The European Parliament’s recommendation to impose travel restrictions on Russian officials is an attempt to influence Russia’s justice system, the Russian Foreign Ministry said on Wednesday.

The European Parliament recommended on Tuesday that the Council of the European Union impose sanctions against Russian officials involved in the incarceration of Moscow lawyer Sergei Magnitsky, who died in pre-trial detention in 2009.

“We regard such actions as yet another attempt to politicize the issue and put pressure on Russia’s justice system,” the ministry’s press service said in a statement.

The ministry described the recommendation as a “quite shallow and politically motivated document.”

“We call on the European parliament to pay due attention to human rights issues in the EU members, including, for example, blatant violations of Russian-language minority rights in the Baltic states and the glorification of Nazi collaborators in those countries, instead of interfering into domestic affairs of other states.”
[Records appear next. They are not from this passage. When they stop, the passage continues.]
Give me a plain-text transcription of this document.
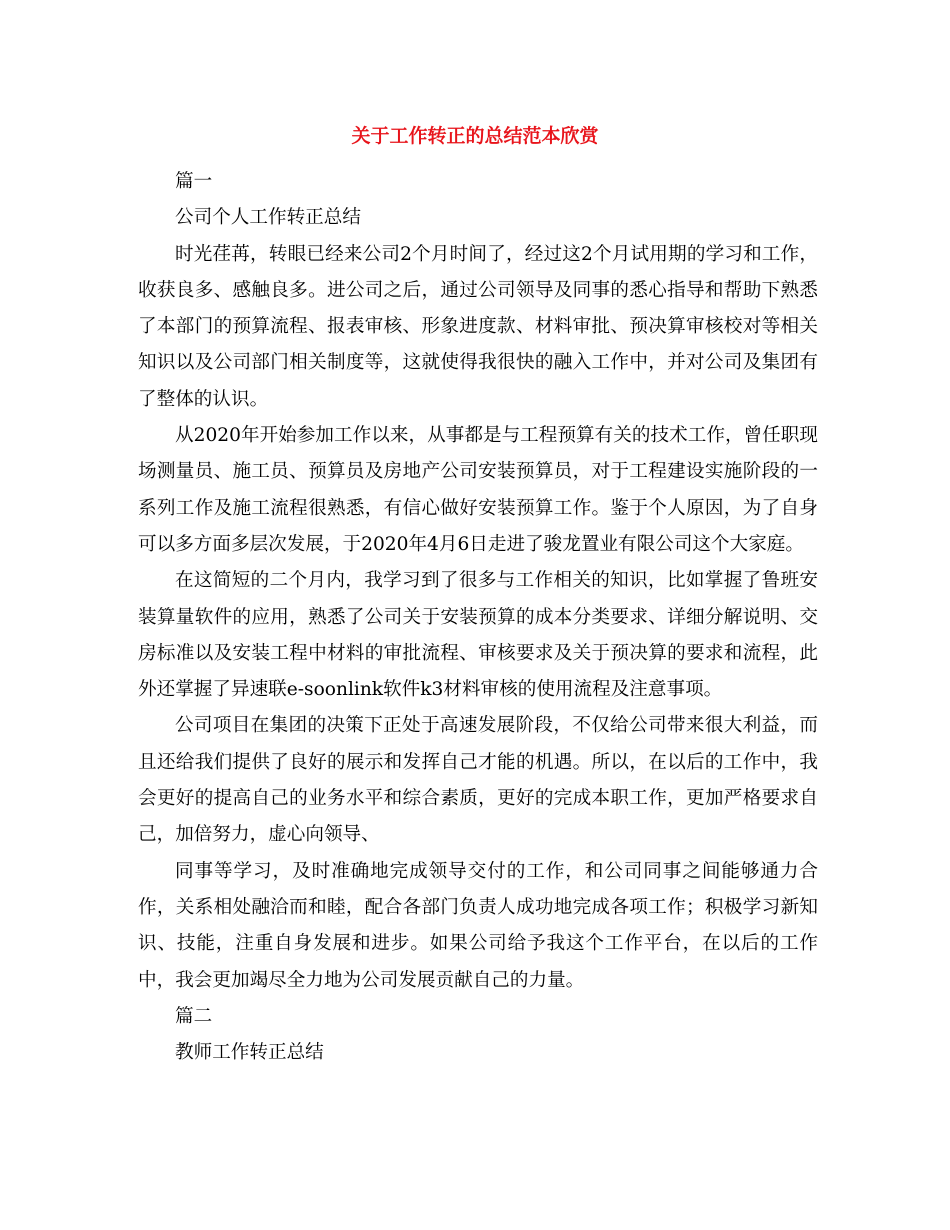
关于工作转正的总结范本欣赏

篇一

公司个人工作转正总结

时光荏苒，转眼已经来公司2个月时间了，经过这2个月试用期的学习和工作，收获良多、感触良多。进公司之后，通过公司领导及同事的悉心指导和帮助下熟悉了本部门的预算流程、报表审核、形象进度款、材料审批、预决算审核校对等相关知识以及公司部门相关制度等，这就使得我很快的融入工作中，并对公司及集团有了整体的认识。

从2020年开始参加工作以来，从事都是与工程预算有关的技术工作，曾任职现场测量员、施工员、预算员及房地产公司安装预算员，对于工程建设实施阶段的一系列工作及施工流程很熟悉，有信心做好安装预算工作。鉴于个人原因，为了自身可以多方面多层次发展，于2020年4月6日走进了骏龙置业有限公司这个大家庭。

在这简短的二个月内，我学习到了很多与工作相关的知识，比如掌握了鲁班安装算量软件的应用，熟悉了公司关于安装预算的成本分类要求、详细分解说明、交房标准以及安装工程中材料的审批流程、审核要求及关于预决算的要求和流程，此外还掌握了异速联e-soonlink软件k3材料审核的使用流程及注意事项。

公司项目在集团的决策下正处于高速发展阶段，不仅给公司带来很大利益，而且还给我们提供了良好的展示和发挥自己才能的机遇。所以，在以后的工作中，我会更好的提高自己的业务水平和综合素质，更好的完成本职工作，更加严格要求自己，加倍努力，虚心向领导、

同事等学习，及时准确地完成领导交付的工作，和公司同事之间能够通力合作，关系相处融洽而和睦，配合各部门负责人成功地完成各项工作；积极学习新知识、技能，注重自身发展和进步。如果公司给予我这个工作平台，在以后的工作中，我会更加竭尽全力地为公司发展贡献自己的力量。

篇二

教师工作转正总结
The 37-year-old Magnitsky, an auditor working for Hermitage Capital, a UK-based fund with major investments in Russia, was arrested on tax evasion charges in November 2008, just days after accusing police investigators and tax officials of involvement in a $230-million tax refund fraud. He died after almost a year in the Matrosskaya Tishina pre-trial detention center in Moscow.

A probe into his death revealed that the lawyer, who was suffering from untreated pancreatitis and a heart condition, did not receive proper medical treatment. Rights activists pointed to multiple violations of the lawyer’s rights during his arrest and detention, including signs that he was beaten by prison guards hours before his death.
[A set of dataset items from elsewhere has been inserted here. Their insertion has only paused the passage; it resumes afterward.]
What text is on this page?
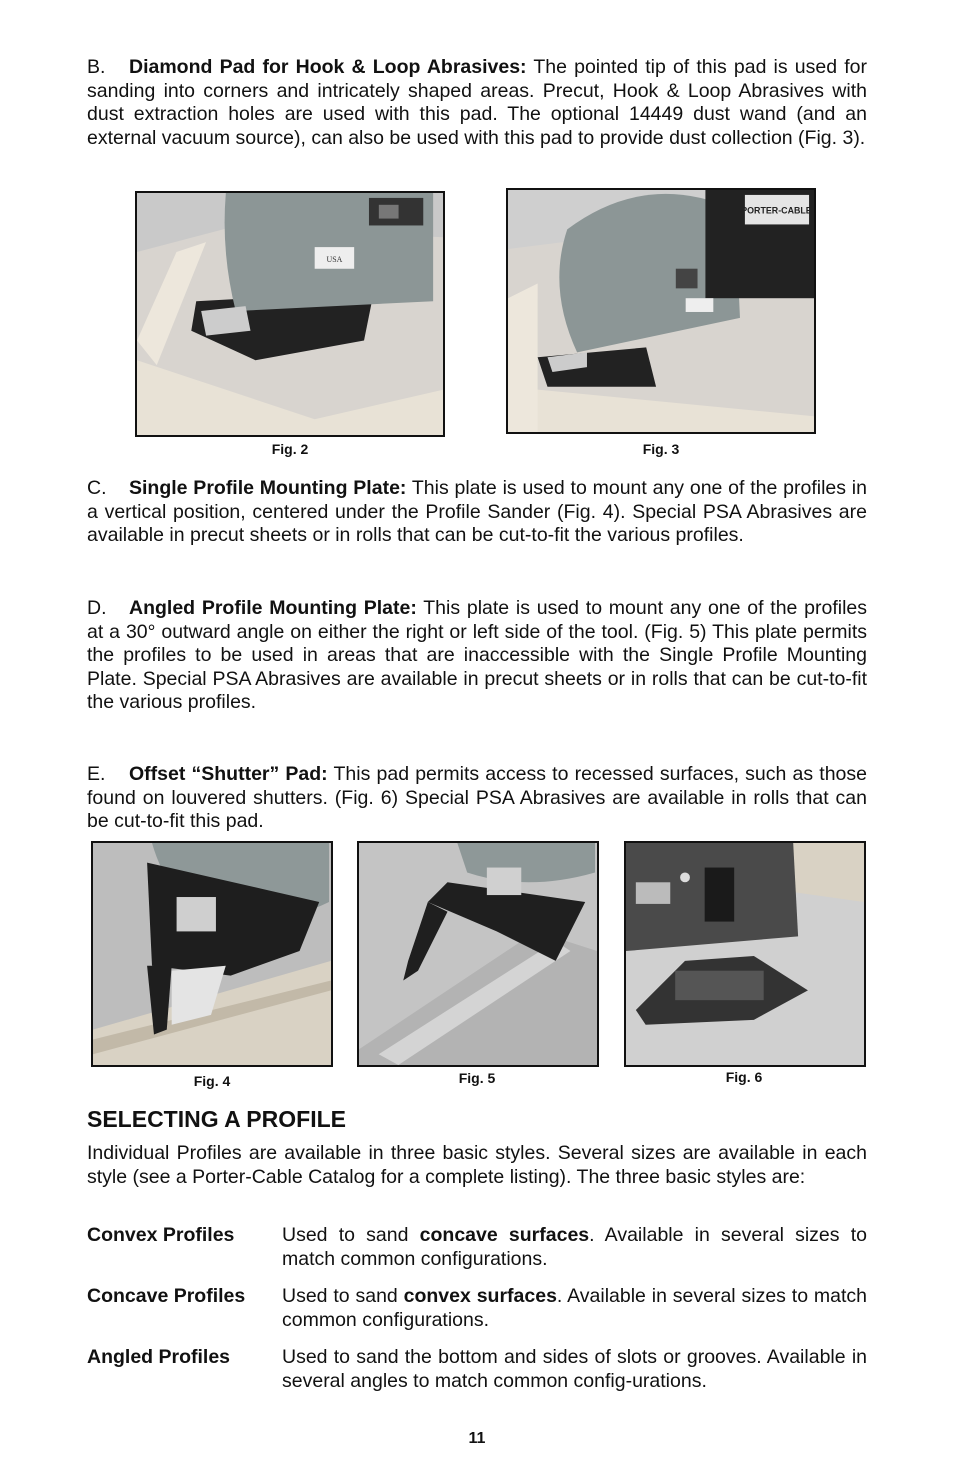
B. Diamond Pad for Hook & Loop Abrasives: The pointed tip of this pad is used for sanding into corners and intricately shaped areas. Precut, Hook & Loop Abrasives with dust extraction holes are used with this pad. The optional 14449 dust wand (and an external vacuum source), can also be used with this pad to provide dust collection (Fig. 3).

USA
Fig. 2
PORTER-CABLE
Fig. 3

C. Single Profile Mounting Plate: This plate is used to mount any one of the profiles in a vertical position, centered under the Profile Sander (Fig. 4). Special PSA Abrasives are available in precut sheets or in rolls that can be cut-to-fit the various profiles.

D. Angled Profile Mounting Plate: This plate is used to mount any one of the profiles at a 30° outward angle on either the right or left side of the tool. (Fig. 5) This plate permits the profiles to be used in areas that are inaccessible with the Single Profile Mounting Plate. Special PSA Abrasives are available in precut sheets or in rolls that can be cut-to-fit the various profiles.

E. Offset “Shutter” Pad: This pad permits access to recessed surfaces, such as those found on louvered shutters. (Fig. 6) Special PSA Abrasives are available in rolls that can be cut-to-fit this pad.

Fig. 4	Fig. 5	Fig. 6
SELECTING A PROFILE

Individual Profiles are available in three basic styles. Several sizes are available in each style (see a Porter-Cable Catalog for a complete listing). The three basic styles are:

Convex Profiles	Used to sand concave surfaces. Available in several sizes to match common configurations.

Concave Profiles	Used to sand convex surfaces. Available in several sizes to match common configurations.

Angled Profiles	Used to sand the bottom and sides of slots or grooves. Available in several angles to match common config-urations.

11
In the United States, the Magnitsky Rule of Law Accountability Act with amendments seeks to impose visa bans and asset freezes on Russian officials allegedly involved in the torture and death of the Russian anti-corruption lawyer, as well as in other gross human rights abuses in Russia.

The U.S. State Department imposed visa bans in July 2011 on several dozen Russian officials in connection to the Magnitsky case. In response, Russia has imposed travel bans on several U.S. officials.